Should the Fed’s updated outlook indicate only two rate cuts in 2025, Powell may need to stress the central bank’s readiness to adjust policy if labour market conditions deteriorate.
“At the margin, the Fed could make it slightly better or slightly worse,” said James Athey, a portfolio manager at Marlborough Investment Management. “But clearly they can’t completely calm markets because the hit to sentiment has come largely from the White House.”
Economic concerns and white house messaging
Compounding investor uncertainty are the mixed signals from the Trump administration. On 9 March, the president warned that the US economy faces a “period of transition,” while Treasury Secretary Scott Bessent suggested that both the US and financial markets are in need of a “detox.”
The administration’s shifting stance on tariffs and trade negotiations has further unsettled markets. The two-year Treasury yield, which is particularly sensitive to monetary policy expectations, has dropped nearly 60 basis points from its mid-January peak to 3.83%—its lowest level in more than five months. Meanwhile, Wall Street’s so-called fear gauge, the VIX, surged to its highest levels since August before retreating slightly last week.
Fed officials are expected to slightly downgrade their growth forecast for 2025 while raising their inflation outlook. Yet, Powell is unlikely to commit to any immediate action without clear evidence of a sustained economic slowdown.
“We’ll hear the message that things are still holding up, and that policy is in a good place where the Fed can react in either direction—whether that’s stubbornly high inflation or a more marked slowdown in the economy,” said Sarah House, a senior economist at Wells Fargo & Co.
Inflation concerns and policy limitations
Although consumer prices rose at a slower pace in February, the Fed’s preferred measure of inflation—the Personal Consumption Expenditures (PCE) price index—remained firm. A key gauge of long-term inflation expectations also climbed for a third consecutive month, reaching a three-decade high.
Matthew Luzzetti, chief US economist at Deutsche Bank, believes this complicates the Fed’s ability to respond to economic weakness.
“There’s lots of uncertainty that’s out there, and it’s possible that that filters into the hard data, but they are going to be in kind of a wait-and-see mode to see whether or not that happens,” he said.
For the Fed to justify rate cuts, analysts say, there would need to be clear signs of a weakening labour market—such as slower job growth, rising unemployment, or a spike in layoffs.
“At the same time, I think they’re seeing greater evidence that their job on inflation is not done,” Luzzetti added.
A recent Bloomberg survey found that nearly two-thirds of economists expect the Fed to hold rates steady if the economy slows while inflation remains elevated.
The balance sheet and quantitative tightening
Beyond interest rates, markets will also be looking for guidance on the Fed’s balance sheet strategy. Minutes from the Fed’s January meeting indicated that officials had discussed the possibility of pausing or slowing quantitative tightening (QT), which involves reducing the Fed’s massive holdings of government bonds.
With Congress yet to strike a deal on the government’s debt ceiling, some strategists believe the Fed may soon announce changes to its QT strategy.
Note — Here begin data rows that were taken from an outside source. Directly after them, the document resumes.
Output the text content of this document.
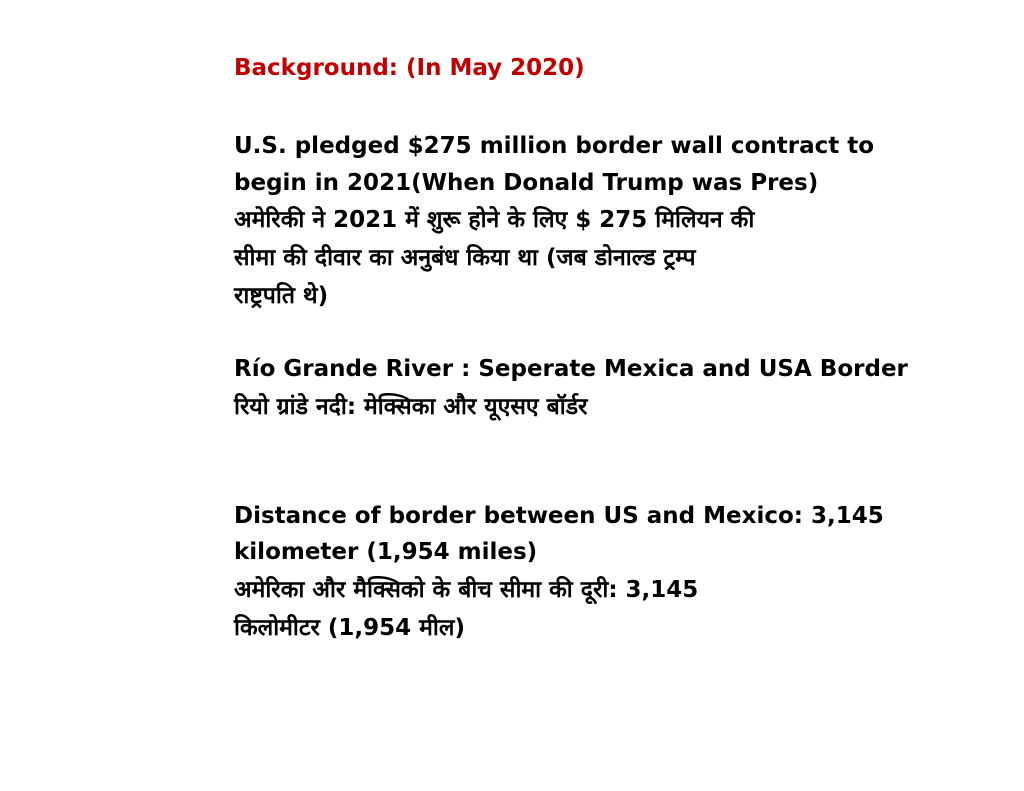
Background: (In May 2020)

U.S. pledged $275 million border wall contract to

begin in 2021(When Donald Trump was Pres)

अमेरिकी ने 2021 में शुरू होने के लिए $ 275 मिलियन की

सीमा की दीवार का अनुबंध किया था (जब डोनाल्ड ट्रम्प

राष्ट्रपति थे)

Río Grande River : Seperate Mexica and USA Border

रियो ग्रांडे नदी: मेक्सिका और यूएसए बॉर्डर

Distance of border between US and Mexico: 3,145

kilometer (1,954 miles)

अमेरिका और मैक्सिको के बीच सीमा की दूरी: 3,145

किलोमीटर (1,954 मील)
“The argument for March is that the Fed has already talked about it,” said Blake Gwinn, head of US rates strategy at RBC Capital Markets. “So why not just do it—as they can pause QT and then just restart it later.”
Powell’s balancing act
As the Fed chair prepares for this week’s meeting, Powell remains cautious in his messaging. Earlier this month, during an event in New York, he reiterated the central bank’s measured approach to policy changes.
“Despite elevated levels of uncertainty, the US economy continues to be in a good place,” Powell said. “We do not need to be in a hurry, and are well positioned to wait for greater clarity.”
This patient stance, however, may not be enough to fully reassure anxious investors. With economic uncertainty mounting and Trump’s policy direction remaining unpredictable, Powell’s remarks this week will be scrutinised for any sign of how the Fed intends to navigate the months ahead.